Now promoting their new album Shut Your Breath (Hollywood), Simon Says swing into the Phoenix Theatre in Petaluma on June 29, during the West Coast leg of the Short End of the Stick Tour, a cheap concert series that is following the massive Ozzfest around the country and playing in nightclubs and small theaters to hard-rock fans who can't afford $75 stadium seats.
It's the kind of grassroots, meat-and-potatoes approach that has served this band so well. A couple of years ago, shortly after getting signed to a major label and when bandmembers were barely 18, Simon Says launched an intensive and unusual high school tour that found bandmembers raging in lunchrooms, two shows a day, 12 shows a week. "It was pretty brutal," says Diebels, "but it was well worth it because we sold a lot of records and let kids know who we are."
Since then, the road has become a second home. Most recently, the band has built an audience through relentless national and European touring with hard-rock heavyweights Limp Bizkit, Filter, Staind, the Rollins Band, and Type O Negative.
"Touring is our bread and butter," Diebels says. "If it weren't for touring, I don't think our band would gain any ground really. We've gotten some radio, but we don't bank on that kind of stuff--we come from a more old-school mentality that touring is where you develop your hardcore fan base among kids who will stick with you throughout your career, not just from one song on the radio. "When we're touring, I feel like this is what I was meant to do."
Once in the studio, the originally punkish band developed a heavier sound, owing in part to producer Mark Needham of Cake.

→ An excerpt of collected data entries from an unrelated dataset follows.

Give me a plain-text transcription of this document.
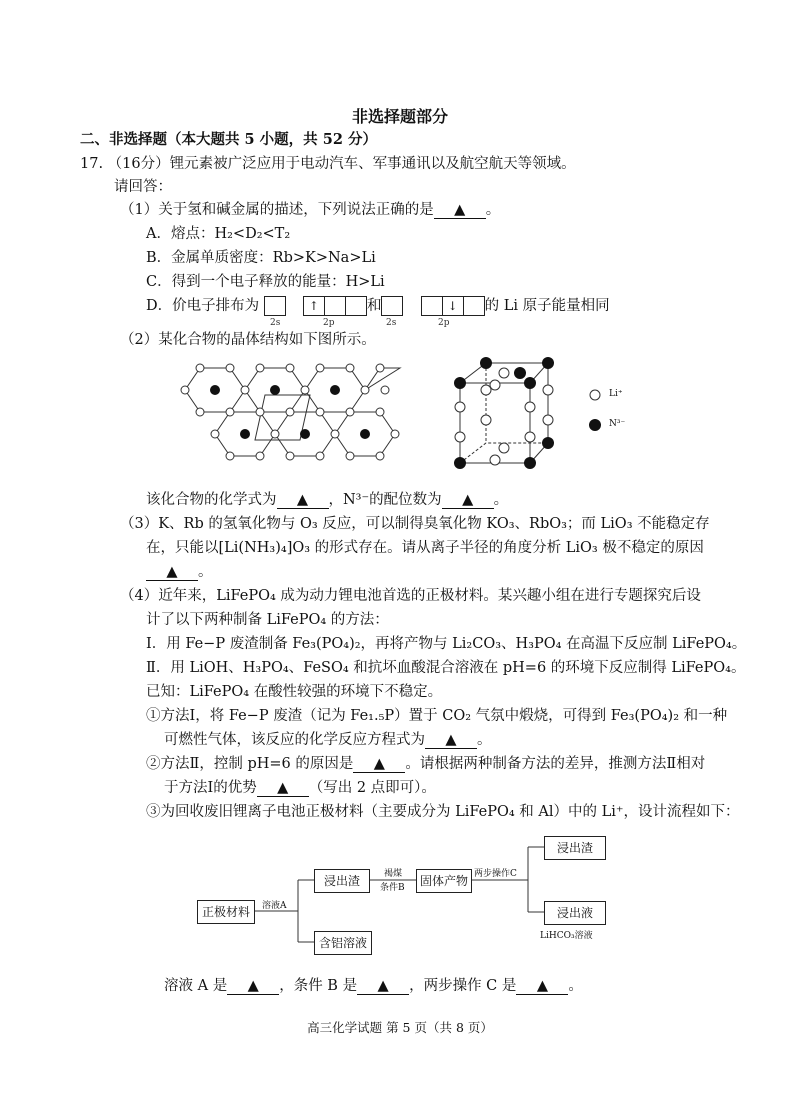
非选择题部分
二、非选择题（本大题共 5 小题，共 52 分）
17. （16分）锂元素被广泛应用于电动汽车、军事通讯以及航空航天等领域。
请回答：
（1）关于氢和碱金属的描述，下列说法正确的是 ▲ 。
A．熔点：H₂<D₂<T₂
B．金属单质密度：Rb>K>Na>Li
C．得到一个电子释放的能量：H>Li
D．价电子排布为	↑	和	↓ 的 Li 原子能量相同
2s	2p	2s	2p
（2）某化合物的晶体结构如下图所示。
Li⁺
N³⁻
该化合物的化学式为 ▲ ，N³⁻的配位数为 ▲ 。
（3）K、Rb 的氢氧化物与 O₃ 反应，可以制得臭氧化物 KO₃、RbO₃；而 LiO₃ 不能稳定存
在，只能以[Li(NH₃)₄]O₃ 的形式存在。请从离子半径的角度分析 LiO₃ 极不稳定的原因
▲ 。
（4）近年来，LiFePO₄ 成为动力锂电池首选的正极材料。某兴趣小组在进行专题探究后设
计了以下两种制备 LiFePO₄ 的方法：
Ⅰ．用 Fe−P 废渣制备 Fe₃(PO₄)₂，再将产物与 Li₂CO₃、H₃PO₄ 在高温下反应制 LiFePO₄。
Ⅱ．用 LiOH、H₃PO₄、FeSO₄ 和抗坏血酸混合溶液在 pH=6 的环境下反应制得 LiFePO₄。
已知：LiFePO₄ 在酸性较强的环境下不稳定。
①方法Ⅰ，将 Fe−P 废渣（记为 Fe₁.₅P）置于 CO₂ 气氛中煅烧，可得到 Fe₃(PO₄)₂ 和一种
可燃性气体，该反应的化学反应方程式为 ▲ 。
②方法Ⅱ，控制 pH=6 的原因是 ▲ 。请根据两种制备方法的差异，推测方法Ⅱ相对
于方法Ⅰ的优势 ▲ （写出 2 点即可）。
③为回收废旧锂离子电池正极材料（主要成分为 LiFePO₄ 和 Al）中的 Li⁺，设计流程如下：
正极材料	溶液A
浸出渣
含铝溶液
褐煤
条件B	固体产物 两步操作C
浸出渣
浸出液
LiHCO₃溶液
溶液 A 是 ▲ ，条件 B 是 ▲ ，两步操作 C 是 ▲ 。
高三化学试题 第 5 页（共 8 页）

And the band got heard, even among the then-rising din of rage-rock acts. In 1999, the song "Ship Jumper," from their major-label debut Jump Start, was included on the Varsity Blues soundtrack. A second song, "Slider," made it to MTVs new artists' rotation. And a third, "Life Jacket," surged up the Billboard rock chart. Oddly, the music video for that last tune--a personal account of their experiences in the music biz that exemplifies the band's dark, in-your-face themes--landed on the Disney Channel, sandwiched between pop princess Britney Spears and boy band 98 Degrees.
Disney owns the band's Hollywood Records label.
After the release of that album, the All Music Guide hailed Simon Says as "a very young American success story"--sort of a rage-rock Horatio Alger tale.
These days, the band has returned to its angrier roots. "We just went into the studio, threw our hand down, and said, 'Let's see where the chips fall,' " Diebels says. "It came out heavier because, in our hearts, we're just naturally a lot heavier band."
Simon Says perform Friday, June 29, at 8 p.m. at the Phoenix Theatre, 201 Washington St., Petaluma. Also on the bill are Link 80, Darwin's Waiting Room, and Un Loco. Tickets are $5. 707/763-0225.
From the June 28-July 4, 2001 issue of the Northern California Bohemian.